Dr. A. Bumin DOĞRUSÖZ

DÜNYA Gazetesi/ 29.3.2022

 

Geçen yıl 12 Martta, “vergi suçunun birden fazla yıl işlenmesi halinde her bir yıl ayrı ceza verilmesi yerine zincirleme suç esasına göre ceza verilmesi uygulamasına” geçileceğini duyuran İnsan hakları Eylem Planından (md. 3.2/h) bir yıl sonra nihayet, Vergi Usul Kanununun 359. maddesinde bu yönde değişiklikler yapılmasını içeren bir Kanun Tasarısı geçtiğimiz günlerde Meclise sunuldu.  Ancak 359. maddede yapılan değişiklikler sadece bununla sınırlı değil. Başkaca değişiklikler de var. Sırasıyla bunlara bakalım.
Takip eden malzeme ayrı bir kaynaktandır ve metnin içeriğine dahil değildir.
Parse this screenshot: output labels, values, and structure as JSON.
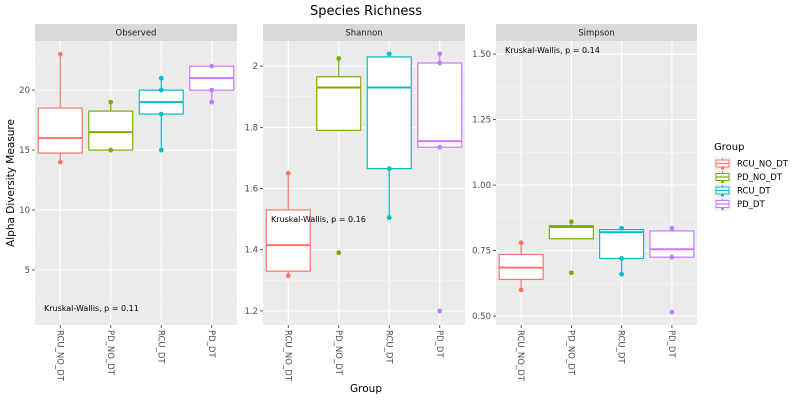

359. maddede yer alan suçlara verilecek cezaların üst sınırı artırılmaktadır. Maddenin (a) bendine yer alan muhasebe hilesi yapma, çift defter tutma, defter ve belgeleri tahrif etme, yanıltıcı belge tanzim veya kullanma suçlara, ibraz etmeme vb. fiilere verilecek cezanın üst sınırı üç yıldan beş yıla; maddenin (b) bendine yer alan defter ve belgeleri yok etme, sayfalarını değiştirme, sahte belge düzenleme veya kullanma vb. fillere verilecek ceza ile (c)  bendinde yer alan anlaşmasız olmasına rağmen belge basma ve bunları bilerek kullanma fiiline verilecek ceza ve (ç) bendinde ödeme kaydedici cihazların programları ile oynama şeklinde kısaca ifade edebileceğimiz fillere verilecek cezanın beş şeklinde olan ceza üst sınırı sekiz yıla çıkartılmaktadır. Bu değişiklik kanunlaştığı takdirde maddenin (b), (c) ve (ç) bentlerine ilişkin dava zamanaşımı sekiz yıldan on beş yıla çıkacak; durma veya kesilme sebebi ile dava zamanaşımının uzaması durumunda zamanaşımı süresi 22,5 yıla kadar uzayabilecektir.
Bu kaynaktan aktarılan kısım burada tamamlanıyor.